OGH-Entscheidung vom 26.1.2021, 4 Ob 218/20t

 

Sachverhalt:

Die Streitteile sind Medieninhaber zweier konkurrierender Online-Informationsportale.

Die Beklagte veröffentlichte einen Artikel über ein Interview des Bundeskanzlers auf CNN und hielt dazu auch den CNN-Beitrag als Video zum Abruf bereit. Vor dieser Veröffentlichung übermittelte der Pressesprecher des Bundeskanzlers die Videosequenz per E-Mail mit folgender Erklärung: „Hier der Link zum Download des Interviews – Bitte diesen Link nicht einbetten, sondern das Video runterladen und auf dem eigenen Kanal bzw der eigenen Website wieder hochladen. Sollte dies nicht möglich sein, kann unser YouTube-Video gerne verwendet und eingebettet werden.“

Die Klägerin beantragte vor Gericht, dass es der Beklagten verboten werden solle, für Dritte urheberrechtlich geschützte Bild- oder Bild-Tonsequenzen ohne Zustimmung des Urhebers zur Verfügung zu stellen. Die Beklagte habe das in Rede stehende Video direkt aus dem Sendesignal von CNN erstellt.

 

Entscheidung:

Das Erstgericht wies das Klagebegehren ab. Das Berufungsgericht bestätigte diese Entscheidung. Der OGH wies die außerordentliche Revision der Klägerin mangels erheblicher Rechtsfrage zurück.

Die Klägerin stützt das Klagebegehren auf den Vorwurf unlauteren Verhaltens durch Verletzung der einem Medienunternehmer gebotenen beruflichen Sorgfalt im Zusammenhang mit Urheberrechten Dritter. Die beruflichen Sorgfaltspflichten nach § 1 Abs 4 Z 8 UWG bestimmen sich nach den anständigen Marktgepflogenheiten im jeweiligen unternehmerischen Tätigkeitsbereich sowie nach dem Grundsatz von Treu und Glauben (vgl. Entscheidung HIER im Blog).

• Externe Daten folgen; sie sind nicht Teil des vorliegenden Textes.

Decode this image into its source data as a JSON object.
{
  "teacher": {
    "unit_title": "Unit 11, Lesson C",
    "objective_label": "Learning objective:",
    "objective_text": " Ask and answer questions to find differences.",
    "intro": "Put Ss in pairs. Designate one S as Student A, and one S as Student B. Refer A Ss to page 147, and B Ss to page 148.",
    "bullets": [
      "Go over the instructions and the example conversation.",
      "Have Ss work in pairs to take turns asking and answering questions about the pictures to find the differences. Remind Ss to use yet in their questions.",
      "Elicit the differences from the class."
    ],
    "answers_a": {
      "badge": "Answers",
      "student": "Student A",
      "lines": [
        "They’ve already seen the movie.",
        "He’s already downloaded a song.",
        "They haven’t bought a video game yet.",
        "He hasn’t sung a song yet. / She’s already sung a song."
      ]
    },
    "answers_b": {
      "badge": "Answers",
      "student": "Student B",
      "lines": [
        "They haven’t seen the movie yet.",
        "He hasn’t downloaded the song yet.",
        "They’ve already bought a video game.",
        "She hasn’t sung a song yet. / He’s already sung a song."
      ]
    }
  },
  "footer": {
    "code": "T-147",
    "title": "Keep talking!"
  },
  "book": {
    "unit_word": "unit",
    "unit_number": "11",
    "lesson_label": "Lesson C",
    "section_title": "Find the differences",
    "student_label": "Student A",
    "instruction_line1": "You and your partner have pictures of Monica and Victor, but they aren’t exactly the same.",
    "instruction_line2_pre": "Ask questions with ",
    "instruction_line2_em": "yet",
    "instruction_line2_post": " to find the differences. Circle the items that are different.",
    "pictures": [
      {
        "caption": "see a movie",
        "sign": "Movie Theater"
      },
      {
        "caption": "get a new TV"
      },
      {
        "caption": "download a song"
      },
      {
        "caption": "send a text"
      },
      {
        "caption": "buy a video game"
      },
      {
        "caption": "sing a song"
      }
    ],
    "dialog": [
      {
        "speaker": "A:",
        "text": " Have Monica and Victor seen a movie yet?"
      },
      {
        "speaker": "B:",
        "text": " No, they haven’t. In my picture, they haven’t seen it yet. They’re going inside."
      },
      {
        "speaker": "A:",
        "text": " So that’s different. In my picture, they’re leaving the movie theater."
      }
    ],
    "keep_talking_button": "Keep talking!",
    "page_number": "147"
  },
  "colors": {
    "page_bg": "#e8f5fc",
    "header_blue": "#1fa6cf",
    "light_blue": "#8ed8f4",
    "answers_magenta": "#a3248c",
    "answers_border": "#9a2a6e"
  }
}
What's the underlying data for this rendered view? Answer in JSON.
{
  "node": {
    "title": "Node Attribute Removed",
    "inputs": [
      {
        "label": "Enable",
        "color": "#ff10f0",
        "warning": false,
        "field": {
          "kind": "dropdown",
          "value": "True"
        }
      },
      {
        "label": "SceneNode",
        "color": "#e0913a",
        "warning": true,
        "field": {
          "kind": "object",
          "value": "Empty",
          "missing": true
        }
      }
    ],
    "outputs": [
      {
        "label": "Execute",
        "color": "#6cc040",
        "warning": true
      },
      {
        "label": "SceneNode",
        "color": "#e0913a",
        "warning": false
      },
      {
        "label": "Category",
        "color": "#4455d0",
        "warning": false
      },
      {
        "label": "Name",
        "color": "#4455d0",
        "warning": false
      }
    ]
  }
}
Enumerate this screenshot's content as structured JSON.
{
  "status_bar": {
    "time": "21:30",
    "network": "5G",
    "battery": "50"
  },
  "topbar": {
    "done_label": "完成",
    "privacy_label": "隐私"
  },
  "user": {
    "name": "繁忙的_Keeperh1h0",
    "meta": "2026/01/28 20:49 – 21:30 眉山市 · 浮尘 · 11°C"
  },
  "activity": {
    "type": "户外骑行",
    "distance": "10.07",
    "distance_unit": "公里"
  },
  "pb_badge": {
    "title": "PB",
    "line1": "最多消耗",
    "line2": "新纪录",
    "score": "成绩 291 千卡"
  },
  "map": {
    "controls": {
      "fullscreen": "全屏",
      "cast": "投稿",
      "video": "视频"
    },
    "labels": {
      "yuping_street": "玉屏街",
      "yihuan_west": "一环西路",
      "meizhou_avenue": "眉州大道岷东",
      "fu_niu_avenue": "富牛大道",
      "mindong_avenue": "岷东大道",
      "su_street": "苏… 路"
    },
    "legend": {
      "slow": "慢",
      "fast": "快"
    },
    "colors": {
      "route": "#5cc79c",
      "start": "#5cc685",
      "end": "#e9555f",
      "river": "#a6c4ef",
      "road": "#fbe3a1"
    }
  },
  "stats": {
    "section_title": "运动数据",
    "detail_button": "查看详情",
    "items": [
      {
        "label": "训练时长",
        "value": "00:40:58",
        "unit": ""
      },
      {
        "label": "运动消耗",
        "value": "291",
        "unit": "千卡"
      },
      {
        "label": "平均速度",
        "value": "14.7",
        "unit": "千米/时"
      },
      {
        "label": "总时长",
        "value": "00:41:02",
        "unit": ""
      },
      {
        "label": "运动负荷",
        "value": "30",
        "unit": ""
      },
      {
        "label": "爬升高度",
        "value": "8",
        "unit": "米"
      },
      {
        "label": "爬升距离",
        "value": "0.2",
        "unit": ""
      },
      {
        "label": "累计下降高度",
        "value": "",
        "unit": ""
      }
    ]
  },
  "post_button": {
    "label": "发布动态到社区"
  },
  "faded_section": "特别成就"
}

Bei Übernahme eines Bildsignals oder bei Veröffentlichung einer Videosequenz ist die Verletzung der beruflichen Sorgfalt zu verneinen, wenn sich der Beklagte zumindest dem Anschein nach mit guten Gründen auf die Zustimmung des Berechtigten stützen kann. Ein darüberhinausgehender Branchen-Usus dahin, dass sich ein Medienunternehmer vor Veröffentlichung einer Videosequenz von der Zustimmung des Berechtigten durch aktive Nachfrage beim Urheber vergewissern müsse, besteht nicht.

Im Anlassfall kommt es entscheidend auf die E-Mail-Erklärung des Pressesprechers des Bundeskanzlers an. Diese E-Mail konnte aufgrund der konkreten Anweisungen zur Veröffentlichung der übermittelten Videosequenz als Freigabe verstanden werden. Die Beklagte durfte daher auf eine entsprechende Rechteeinräumung vertrauen. Nach dem Inhalt der E-Mail-Erklärung hatte auch der Bundeskanzler selbst das Video über seinen YouTube-Kanal verbreitet und die Beklagte hätte auch darauf zurückgreifen dürfen.

Eine Verletzung der beruflichen Sorgfaltspflichten durch die Beklagte aufgrund eines Verstoßes gegen die journalistische Sorgfalt im Sinn der §§ 6 Abs 2 Z 2 lit b und 29 Abs 1 MedienG lag nach Ansicht des OGH ebenfalls nicht vor. Das Gebot zur Einhaltung der journalistischen Sorgfalt erfordert, dass der Veröffentlichung auf Tatsachen gegründeter herabsetzender Äußerungen zumutbare und leicht durchführbare Recherchen vorangehen müssen und dem von einer solchen Berichterstattung Betroffenen grundsätzlich Gelegenheit zur Stellungnahme gegeben werden muss. Im Anlassfall durfte ein mit den rechtlich geschützten Werten verbundener Journalist auf eine Rechteeinräumung vertrauen und musste daher nicht mit der Verletzung von Urheberrechten oder Leistungsschutzrechten rechnen.